Être parent : droit ou privilège?

Quand on veut conduire une voiture ou pratiquer certaines professions, il faut suivre une formation et obtenir un permis ou un diplôme attestant que l'on a les compétences requises pour avoir cette responsabilité. J'étais en train de me dire qu'élever un enfant m'apparaissait comme une responsabilité au moins aussi importante – et lourde de conséquences – que de conduire une voiture. Ne serait-il donc pas parfaitement logique et nécessaire que d'instaurer un «permis de parentalité» qu'il serait requis d'obtenir avant de pouvoir élever un enfant?

Remarquez, on fait déjà pas mal ça pour l'adoption. Quand un couple veut adopter un enfant, il doit se soumettre à de nombreuses exigences pour qu'on s'assure d'écarter les pédophiles, les toxicomanes, les personnes violentes ou, tout simplement, les gens qui sont trop peu responsables ou trop immatures pour se charger de l'éducation d'un enfant.

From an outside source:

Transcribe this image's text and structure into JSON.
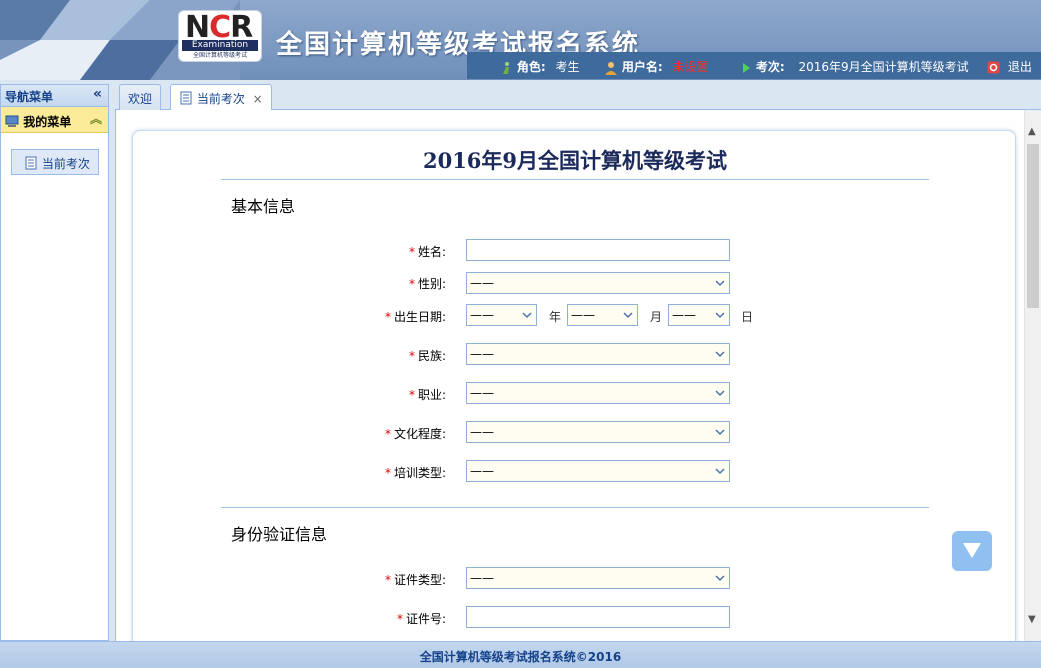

Mais lorsqu'un couple conçoit un enfant, il n'y aucun filtre de la sorte pour s'assurer que les futurs parents soient des gens responsables et sains d'esprit. Comme si l'on considérait que le simple fait d'avoir été amené à l'existence constituait un bien suffisant pour que l'enfant soit redevable à ses parents au point d'endurer certaines maltraitances. Pourtant, l'enfant n'a pas demandé à venir au monde et n'appartient pas à ses parents. Bien sûr, il existe des moyens de retirer à des parents irresponsables la garde de leurs enfants, mais il faut pour cela que l'enfant ait préalablement écopé de vices de ses parents. Mieux vaut prévenir que guérir.

Ne serait-il pas plus sage de simplement soumettre les gens voulant avoir un enfant biologique au même genre de tests que ceux désirant un enfant adopté? Et, d'interdire à toute personne ayant échoué cet examen d'être le tuteur légal d'un enfant; même s'il le conçoit lui-même? Il me semblerait donc pertinent d'instaurer un «permis de parentalité» que l'on obtiendrait à la suite d'un examen sur nos aptitudes parentales et d'un examen psychologique. Ceux qui échoueraient ces tests seraient contraints de suivre une formation ou une thérapie pour obtenir leurs droits parentaux. Ceux qui procréeraient sans permis auraient un délai pour l'obtenir, sans quoi ils perdraient la garde de leur enfant.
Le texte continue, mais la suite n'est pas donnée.